Another Friday in history, death claimed its greatest defeat: the Son of Man, God Himself. But that Friday was followed by Sunday, when the teeth of death were uprooted by the Resurrection and the Life. Our resurrection Sundays are multi-fold, as we are brought further and further into life. The more we die to self, the more we are fully alive. When everything we know is engulfed in raging flames, we are further refined. We are given cleansing and forgiveness through the ashes. 


God offers us an incredible trade, Give Me your ashes and I will give you My Beauty. He always takes the 'losing' side - giving us priceless gifts in return for our brokenness, broken promises, and broken hearts. He promises to take the penalty if we break the covenant, though that is completely unheard of in covenant making. He gives us good gifts when all we have to offer is broken and marred.

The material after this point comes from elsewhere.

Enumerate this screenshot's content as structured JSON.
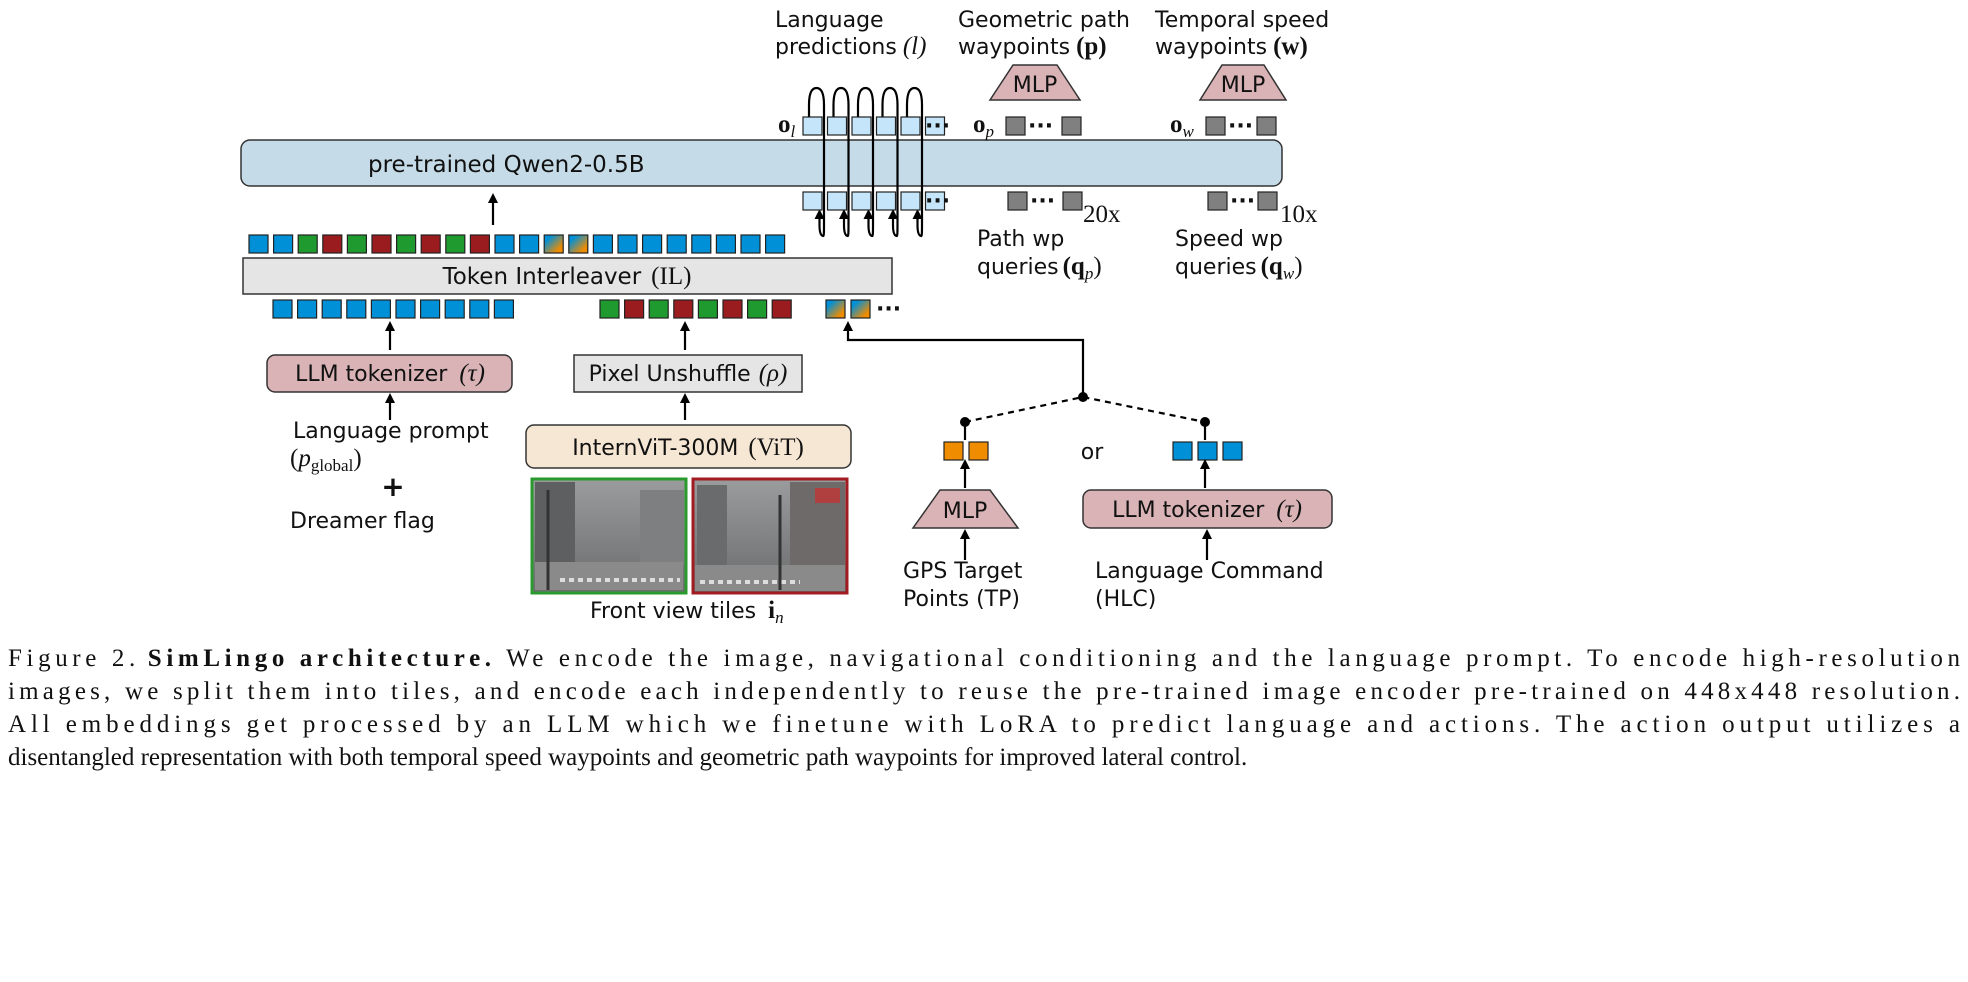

He clothes us in His Beauty when our grubby hands are full of cinders.


Closing my eyes I feel the cross traced on my forehead. I taste the wafer and the wine. These are more than icons, more than shadows. They are real acts, real elements that remind me of the reality that death has been, IS, defeated. Reminding me that all the burned up dreams, hopes, and relationships we are experiencing, are the ashes from which God's glory will rise. As my very dear friend said last week, "When the breaking is deeper than we think it can be, [God's] redemption must be deeper still."